The two say they were now counting their losses since the publication had negative implications on their other life interests.

They have approached the High Court through their lawyers, Machiridza Law chambers and submitted that accusations levelled against them were baseless and damaged their reputations.

Local press reported recently that an audit on the finances of the rights based group had unearthed massive fraud which implicated the two.

The allegations were obtained from a publication by Amnesty.

“On February 25, the plaintiff (Amnesty) caused the publication of a defamatory statement in several national, regional and international newspapers. The publication had a huge national, regional and international coverage.

“The statement had the effect of lowering him in the estimation of reasonable ordinary persons as it explicitly insinuated that the plaintiff was a fraudster and thief,” wrote the lawyers.

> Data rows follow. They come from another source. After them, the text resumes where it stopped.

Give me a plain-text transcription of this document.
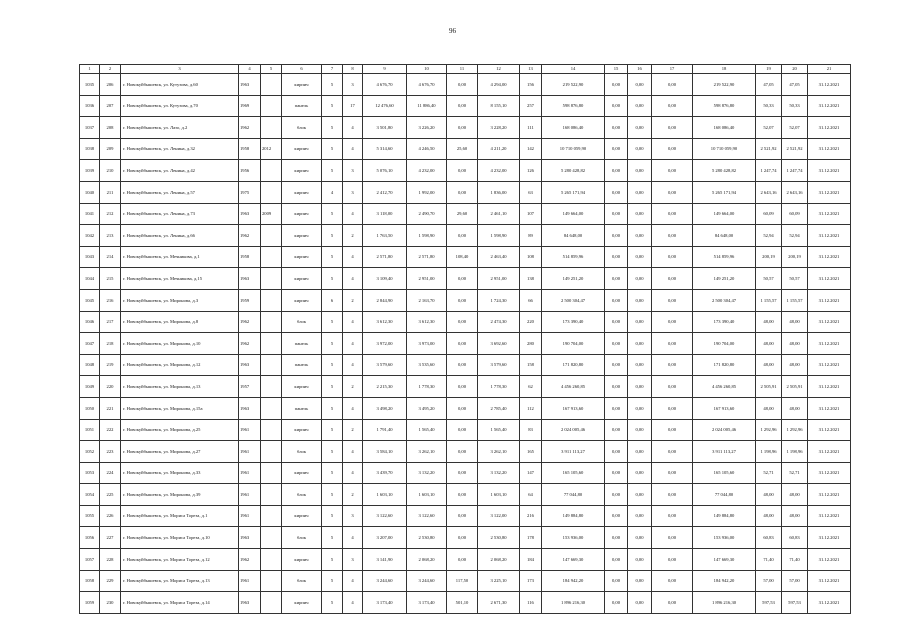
96
1	2	3	4	5	6	7	8	9	10	11	12	13	14	15	16	17	18	19	20	21
1035	206	г. Новокуйбышевск, ул. Кутузова, д.60	1963		кирпич	5	3	4 676,70	4 676,70	0,00	4 294,00	156	219 522,90	0,00	0,00	0,00	219 522,90	47,05	47,05	31.12.2021
1036	207	г. Новокуйбышевск, ул. Кутузова, д.70	1969		панель	5	17	12 476,60	11 886,40	0,00	8 155,10	257	598 876,80	0,00	0,00	0,00	598 876,80	50,33	50,33	31.12.2021
1037	208	г. Новокуйбышевск, ул. Лазо, д.2	1962		блок	5	4	3 501,80	3 226,20	0,00	3 228,20	111	168 086,40	0,00	0,00	0,00	168 086,40	52,07	52,07	31.12.2021
1038	209	г. Новокуйбышевск, ул. Ленина, д.32	1958	2012	кирпич	5	4	5 314,60	4 246,50	25,60	4 211,20	142	10 710 059,90	0,00	0,00	0,00	10 710 059,90	2 521,92	2 521,92	31.12.2021
1039	210	г. Новокуйбышевск, ул. Ленина, д.42	1956		кирпич	5	3	5 076,10	4 232,00	0,00	4 232,00	126	5 280 428,82	0,00	0,00	0,00	5 280 428,82	1 247,74	1 247,74	31.12.2021
1040	211	г. Новокуйбышевск, ул. Ленина, д.57	1975		кирпич	4	3	2 412,70	1 992,00	0,00	1 836,00	63	5 265 171,94	0,00	0,00	0,00	5 265 171,94	2 643,16	2 643,16	31.12.2021
1041	212	г. Новокуйбышевск, ул. Ленина, д.73	1963	2009	кирпич	5	4	3 118,00	2 490,70	29,60	2 461,10	107	149 664,00	0,00	0,00	0,00	149 664,00	60,09	60,09	31.12.2021
1042	213	г. Новокуйбышевск, ул. Ленина, д.66	1962		кирпич	5	2	1 763,50	1 598,90	0,00	1 598,90	89	84 648,00	0,00	0,00	0,00	84 648,00	52,94	52,94	31.12.2021
1043	214	г. Новокуйбышевск, ул. Мечникова, д.1	1958		кирпич	5	4	2 571,80	2 571,80	108,40	2 463,40	108	514 859,96	0,00	0,00	0,00	514 859,96	200,19	200,19	31.12.2021
1044	215	г. Новокуйбышевск, ул. Мечникова, д.15	1963		кирпич	5	4	3 109,40	2 951,00	0,00	2 951,00	138	149 251,20	0,00	0,00	0,00	149 251,20	50,57	50,57	31.12.2021
1045	216	г. Новокуйбышевск, ул. Миронова, д.3	1959		кирпич	6	2	2 844,90	2 163,70	0,00	1 724,30	66	2 500 304,47	0,00	0,00	0,00	2 500 304,47	1 155,57	1 155,57	31.12.2021
1046	217	г. Новокуйбышевск, ул. Миронова, д.8	1962		блок	5	4	3 612,30	3 612,30	0,00	2 474,30	220	173 390,40	0,00	0,00	0,00	173 390,40	48,00	48,00	31.12.2021
1047	218	г. Новокуйбышевск, ул. Миронова, д.10	1962		панель	5	4	3 972,00	3 973,00	0,00	3 692,60	280	190 704,00	0,00	0,00	0,00	190 704,00	48,00	48,00	31.12.2021
1048	219	г. Новокуйбышевск, ул. Миронова, д.12	1963		панель	5	4	3 579,60	3 535,60	0,00	3 579,60	158	171 820,80	0,00	0,00	0,00	171 820,80	48,00	48,00	31.12.2021
1049	220	г. Новокуйбышевск, ул. Миронова, д.13	1957		кирпич	5	2	2 215,30	1 778,30	0,00	1 778,30	62	4 456 260,85	0,00	0,00	0,00	4 456 260,85	2 505,91	2 505,91	31.12.2021
1050	221	г. Новокуйбышевск, ул. Миронова, д.15а	1963		панель	5	4	3 498,20	3 495,20	0,00	2 785,40	112	167 913,60	0,00	0,00	0,00	167 913,60	48,00	48,00	31.12.2021
1051	222	г. Новокуйбышевск, ул. Миронова, д.25	1961		кирпич	5	2	1 791,40	1 565,40	0,00	1 565,40	83	2 024 005,46	0,00	0,00	0,00	2 024 005,46	1 292,96	1 292,96	31.12.2021
1052	223	г. Новокуйбышевск, ул. Миронова, д.27	1961		блок	5	4	3 584,10	3 262,10	0,00	3 262,10	165	3 911 113,27	0,00	0,00	0,00	3 911 113,27	1 198,96	1 198,96	31.12.2021
1053	224	г. Новокуйбышевск, ул. Миронова, д.33	1961		кирпич	5	4	3 439,70	3 132,20	0,00	3 132,20	147	165 105,60	0,00	0,00	0,00	165 105,60	52,71	52,71	31.12.2021
1054	225	г. Новокуйбышевск, ул. Миронова, д.39	1961		блок	5	2	1 603,10	1 603,10	0,00	1 603,10	64	77 044,80	0,00	0,00	0,00	77 044,80	48,00	48,00	31.12.2021
1055	226	г. Новокуйбышевск, ул. Мориса Тореза, д.1	1961		кирпич	5	3	3 122,60	3 122,60	0,00	3 122,00	216	149 884,80	0,00	0,00	0,00	149 884,80	48,00	48,00	31.12.2021
1056	227	г. Новокуйбышевск, ул. Мориса Тореза, д.10	1963		блок	5	4	3 207,00	2 530,80	0,00	2 530,80	178	153 936,00	0,00	0,00	0,00	153 936,00	60,83	60,83	31.12.2021
1057	228	г. Новокуйбышевск, ул. Мориса Тореза, д.12	1962		кирпич	5	3	3 141,90	2 068,20	0,00	2 068,20	184	147 669,30	0,00	0,00	0,00	147 669,30	71,40	71,40	31.12.2021
1058	229	г. Новокуйбышевск, ул. Мориса Тореза, д.13	1961		блок	5	4	3 244,60	3 244,60	117,50	3 225,10	173	184 942,20	0,00	0,00	0,00	184 942,20	57,00	57,00	31.12.2021
1059	230	г. Новокуйбышевск, ул. Мориса Тореза, д.14	1963		кирпич	5	4	3 173,40	3 173,40	501,10	2 671,30	116	1 896 216,30	0,00	0,00	0,00	1 896 216,30	597,53	597,53	31.12.2021
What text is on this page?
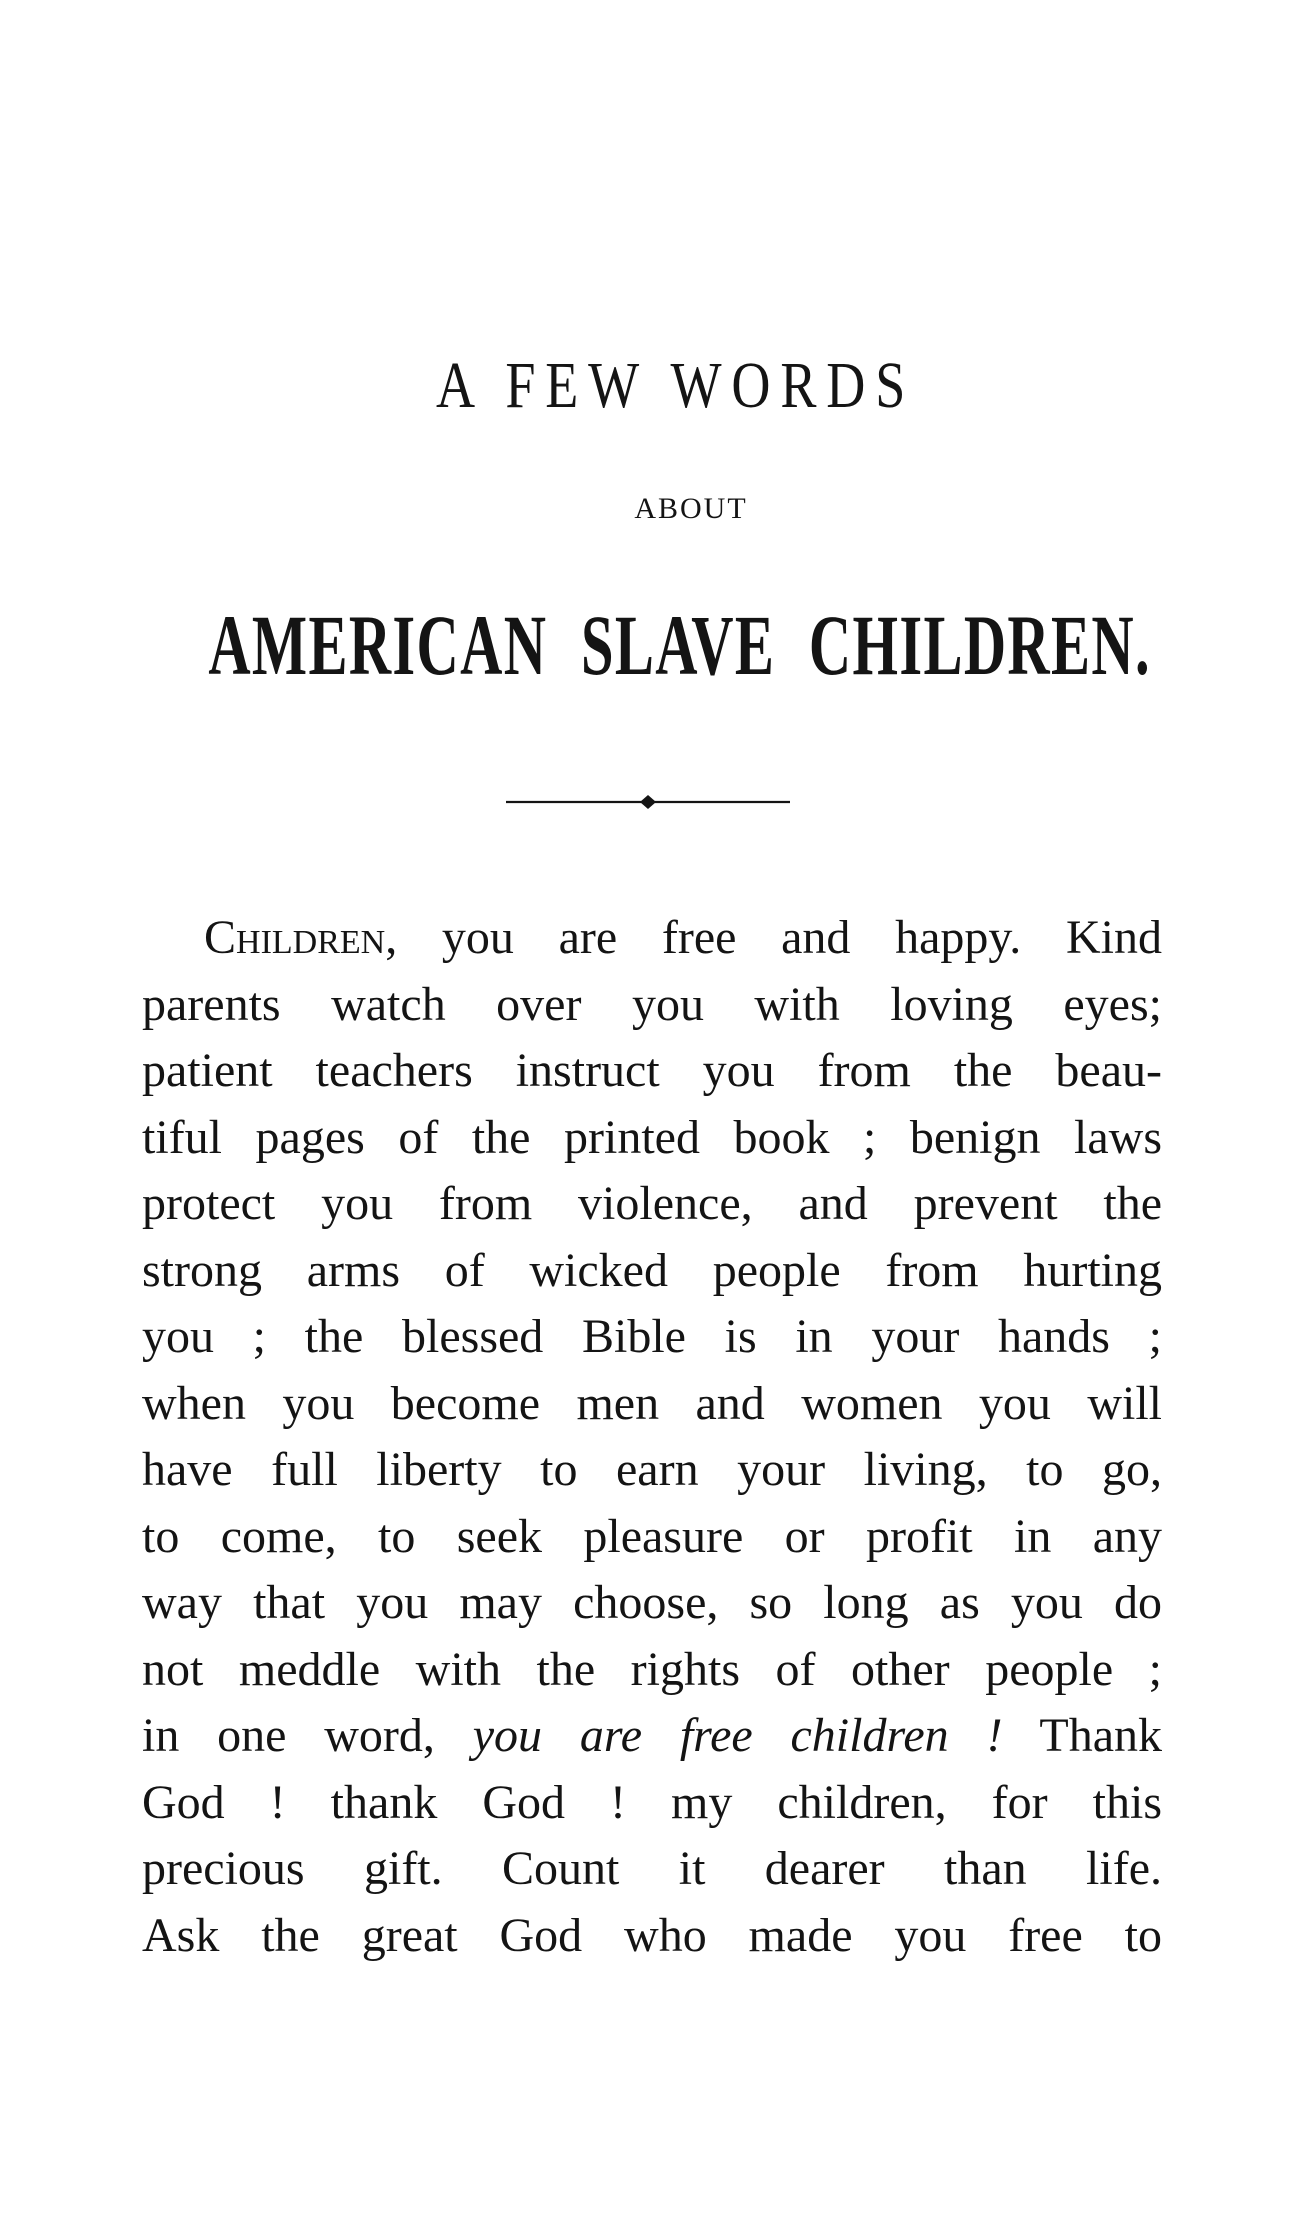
A FEW WORDS
ABOUT
AMERICAN SLAVE CHILDREN.
Children, you are free and happy. Kind
parents watch over you with loving eyes;
patient teachers instruct you from the beau-
tiful pages of the printed book ; benign laws
protect you from violence, and prevent the
strong arms of wicked people from hurting
you ; the blessed Bible is in your hands ;
when you become men and women you will
have full liberty to earn your living, to go,
to come, to seek pleasure or profit in any
way that you may choose, so long as you do
not meddle with the rights of other people ;
in one word, you are free children ! Thank
God ! thank God ! my children, for this
precious gift. Count it dearer than life.
Ask the great God who made you free to
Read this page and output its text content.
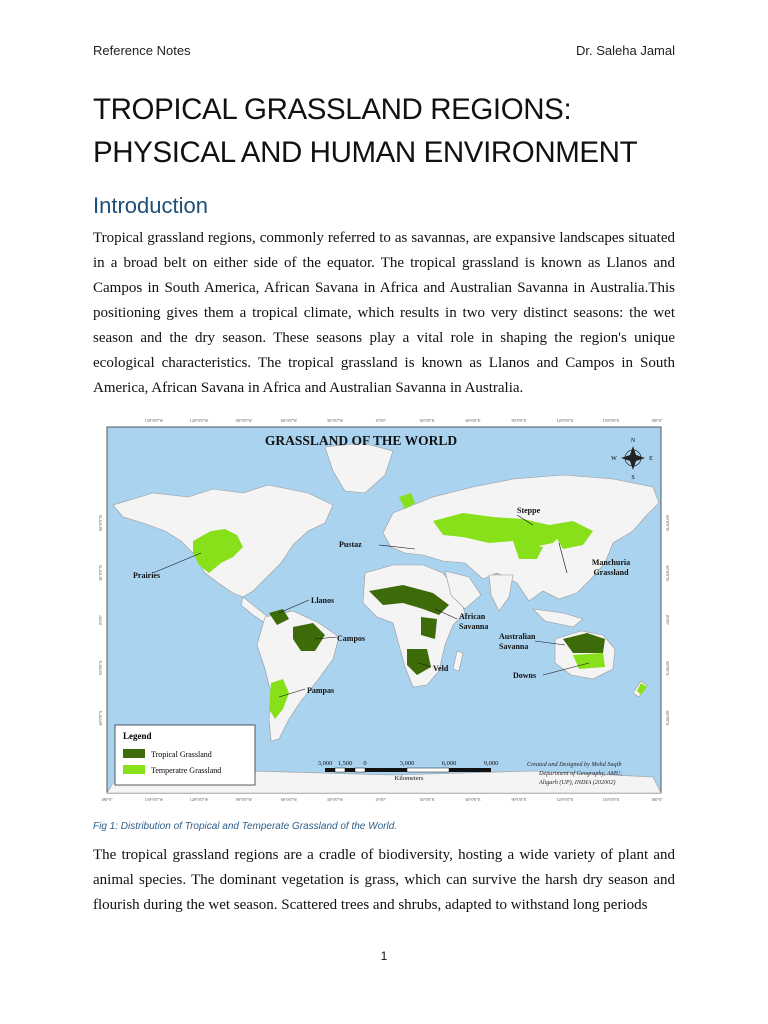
Reference Notes	Dr. Saleha Jamal
TROPICAL GRASSLAND REGIONS:
PHYSICAL AND HUMAN ENVIRONMENT
Introduction

Tropical grassland regions, commonly referred to as savannas, are expansive landscapes situated in a broad belt on either side of the equator. The tropical grassland is known as Llanos and Campos in South America, African Savana in Africa and Australian Savanna in Australia.This positioning gives them a tropical climate, which results in two very distinct seasons: the wet season and the dry season. These seasons play a vital role in shaping the region's unique ecological characteristics. The tropical grassland is known as Llanos and Campos in South America, African Savana in Africa and Australian Savanna in Australia.

150°0'0"W	120°0'0"W	90°0'0"W	60°0'0"W	30°0'0"W	0°0'0"	30°0'0"E	60°0'0"E	90°0'0"E	120°0'0"E	150°0'0"E	180°0"
180°0"	150°0'0"W	120°0'0"W	90°0'0"W	60°0'0"W	30°0'0"W	0°0'0"	30°0'0"E	60°0'0"E	90°0'0"E	120°0'0"E	150°0'0"E	180°0"
60°0'0"N
30°0'0"N
0°0'0"
30°0'0"S
60°0'0"S
60°0'0"N
30°0'0"N
0°0'0"
30°0'0"S
60°0'0"S
GRASSLAND OF THE WORLD	N
S
E
W
Steppe
Pustaz
Prairies
Manchuria
Grassland
Llanos
African
Savanna
Campos	Australian
Savanna
Veld
Downs
Pampas
Legend
Tropical Grassland
Temperatre Grassland
3,000 1,500 0	3,000	6,000	9,000
Kilometers
Created and Designed by Mohd Saqib
Department of Geography, AMU,
Aligarh (UP), INDIA (202002)
Fig 1: Distribution of Tropical and Temperate Grassland of the World.

The tropical grassland regions are a cradle of biodiversity, hosting a wide variety of plant and animal species. The dominant vegetation is grass, which can survive the harsh dry season and flourish during the wet season. Scattered trees and shrubs, adapted to withstand long periods

1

The two claimed that in the published statement, Amnesty International alleged that they had engaged in several acts of fraudulent conduct and prejudiced the organisation of millions of dollars.

They said this is a lie.

The two said the publications caused ridicule and were an insult to their persons.

Zilala, who later resigned and Musiyiwa, suspended, said the published statement resulted in them being shunned adding that they lost several national, regional and international speaking engagements.

After the statement was published, Zilala and Musiyiwa were arrested.

They told court it was embarrassing to be mixed with “common criminals” and went on to label themselves law abiding citizens.

After their arrest, prosecutors declined handling their case on the basis that their alleged misdemeanour did not constitute a criminal offence.

But the Non-Governmental Organisation (NGO) did not retract its statement.